Melodia marcante em minha infância, até hoje costumo ouvir “Marvada Pinga” na voz inesquecível de Inezita Barroso. Inezita era linda, tocava viola e o marido não gostava; ela largou o marido, mas não largou a viola. Esta música não é apenas um hino à velha pinga, como também descrição dos velhos paus d’águas ou cachaceiros, como eram chamados os bêbados de antigamente. Bêbado era sinônimo de bebedor de pinga, porque quem tomava uísque ou outra bebida estrangeira não caia pelas tabelas. Capotava em casa. Cachaceiro bebia no bar e tinha que voltar para casa “cambeteando” em ziguezague. A gente ouvia a música no rádio e ria porque se lembrava de pelo menos uns três ou quatro bebuns conhecidos que se encaixavam no apaixonado pela marvada descrito na música.

O trecho a seguir é cinematográfico: “Cada vez que caio, caio deferente. Meaço pá trás e caio pá frente, caio devagar, caio de repente, vô de corrupio, vô deretamente. Mas sendo de pinga, eu caio contente”. As pingas antigas eram marvadas. Para segurar o rojão só havia dois antídotos: limão e açúcar, que deram origem à famosa caipirinha ou vermute tinto, que originou o também antológico rabo de galo. Na pureza, judiava. Eu me lembro de várias marcas antológicas – Oncinha, Tatuzinho, Três Fazendas, sem contar regionais menos qualificadas que pareciam ácido sulfúrico com garapa de cana. A pinga era tão desqualificada no mercado de bebidas, que não raro seus nomes eram avacalhados, sem nenhum apelo mercadológico.

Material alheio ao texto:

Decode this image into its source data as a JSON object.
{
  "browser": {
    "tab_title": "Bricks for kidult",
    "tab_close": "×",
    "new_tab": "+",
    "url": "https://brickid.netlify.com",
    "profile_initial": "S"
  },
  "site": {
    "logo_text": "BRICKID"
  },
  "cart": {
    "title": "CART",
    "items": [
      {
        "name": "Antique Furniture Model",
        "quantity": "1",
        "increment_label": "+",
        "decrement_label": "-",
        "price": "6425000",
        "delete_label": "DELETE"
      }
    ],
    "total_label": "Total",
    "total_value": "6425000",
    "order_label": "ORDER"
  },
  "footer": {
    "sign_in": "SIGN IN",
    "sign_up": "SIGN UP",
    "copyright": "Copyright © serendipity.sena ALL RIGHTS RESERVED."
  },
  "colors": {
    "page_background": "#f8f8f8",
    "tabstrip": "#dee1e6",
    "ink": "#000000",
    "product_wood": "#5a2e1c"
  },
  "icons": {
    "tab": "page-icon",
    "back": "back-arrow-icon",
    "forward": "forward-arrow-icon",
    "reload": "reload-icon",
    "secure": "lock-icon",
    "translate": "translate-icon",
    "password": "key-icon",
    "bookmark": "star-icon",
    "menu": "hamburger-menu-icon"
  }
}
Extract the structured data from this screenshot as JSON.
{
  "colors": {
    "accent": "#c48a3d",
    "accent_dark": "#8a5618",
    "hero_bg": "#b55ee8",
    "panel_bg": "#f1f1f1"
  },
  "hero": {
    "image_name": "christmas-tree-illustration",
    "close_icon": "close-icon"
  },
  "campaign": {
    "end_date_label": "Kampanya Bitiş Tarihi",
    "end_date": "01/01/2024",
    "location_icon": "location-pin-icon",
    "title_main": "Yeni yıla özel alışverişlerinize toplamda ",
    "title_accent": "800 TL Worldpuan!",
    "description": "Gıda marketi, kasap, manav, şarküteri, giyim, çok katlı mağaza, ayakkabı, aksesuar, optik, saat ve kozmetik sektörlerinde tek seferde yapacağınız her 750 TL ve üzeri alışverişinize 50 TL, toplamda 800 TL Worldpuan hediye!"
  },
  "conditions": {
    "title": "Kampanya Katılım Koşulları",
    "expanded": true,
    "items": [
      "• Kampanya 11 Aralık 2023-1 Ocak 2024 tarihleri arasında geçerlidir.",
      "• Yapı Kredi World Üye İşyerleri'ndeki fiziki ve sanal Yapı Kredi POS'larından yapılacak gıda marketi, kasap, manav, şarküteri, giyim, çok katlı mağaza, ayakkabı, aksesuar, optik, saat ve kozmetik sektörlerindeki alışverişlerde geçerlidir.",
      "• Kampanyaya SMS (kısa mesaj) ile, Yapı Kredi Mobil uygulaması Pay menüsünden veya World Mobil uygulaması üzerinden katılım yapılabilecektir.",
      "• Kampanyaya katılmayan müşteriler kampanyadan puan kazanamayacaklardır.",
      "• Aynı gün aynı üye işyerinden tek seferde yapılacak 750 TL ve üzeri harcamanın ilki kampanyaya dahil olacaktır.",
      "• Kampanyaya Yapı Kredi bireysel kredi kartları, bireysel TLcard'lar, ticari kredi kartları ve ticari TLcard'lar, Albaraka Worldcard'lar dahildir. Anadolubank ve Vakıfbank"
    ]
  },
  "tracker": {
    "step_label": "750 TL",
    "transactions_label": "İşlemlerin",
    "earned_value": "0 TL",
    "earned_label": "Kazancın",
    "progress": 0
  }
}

Nomes assustadores como Amansa Corno, Cura Veado, Alegria de Pobre, Alegria do Povo, Queima Rosca, Macumba, Marafo de Exú, Pirajá e até uma mais recente: Pituconha, devidamente aromatizada com raiz de cannabis sativa. Sem contar que tinha uma pinga orgânica chamada A Socialista, que socializava a ressaca. O certo é que a pinga até no nome era uma esbórnia – não era séria. Como se ouve na música de Inezita. E também é antiga. É bebida genuinamente nacional criada por volta de 1530, embora o nome pinga surgiu no fim do século 19, porque pingava na destilaria. A pinga era fácil de produzir, se fazia em qualquer lugar e sem controle. O efeito – ou estrago – era o mesmo em qualquer lugar.

Por isso, havia muitas pingas marvadas que desciam queimando peito adentro e deixavam o apreciador do produto turbinado em minutos. E havia poucas marcas de qualidade. No entanto, nas últimas décadas as pingas melhoraram: vieram marcas com pretensões sofisticadas como Velho Barreiro, Pitú, Ypioca e São Francisco. Nos anos 70, chegavam ao Norte do Paraná notícias de que em Morretes se produzia uma pinga de primeira. Quando os motoristas vinham trazer café para o porto de Paranaguá, recebiam pedidos para passar em Morretes e voltar com um estoque da famosa “pinga de Morretes”.

Eu não acreditaria se me contassem quando criança que a velha pinga pudesse ganhar status internacional, tipo uísque. Mas foi o que aconteceu. A cachaça não é mais a “marvada pinga”. É algo como “brazilian distilled”. Contribuiu para isso o investimento feito por muitos empresários ou admiradores internos e externos do produto, que acabaram conquistando mercado internacional. A pinga passou a ter proteção legal e entrou de sola no roteiro da gastronomia nacional. O Ministério da Cultura, por exemplo, está distribuindo – pode ser encontrado na internet – o Mapa da Cachaça. Um roteiro sobre a relação entre cachaça e gastronomia, com receitas com os mais variados toques e sabores regionais, algumas de aparência muito atraente como “Manjar de coco com calda de ameixa e cachaça”, coquetéis como “Quintal brasileiro” e muitas outras. O mapa também traz roteiro de bares em todos os estados onde se encontram marcas de boa qualidade. Sem contar que o consumidor curitibano dispõe de endereço já tradicional onde encontrar marcas de boas cachaças paranaenses e de outros estados, que é o Mercado Municipal. A “marvada pinga”, quem diria, ficou chique.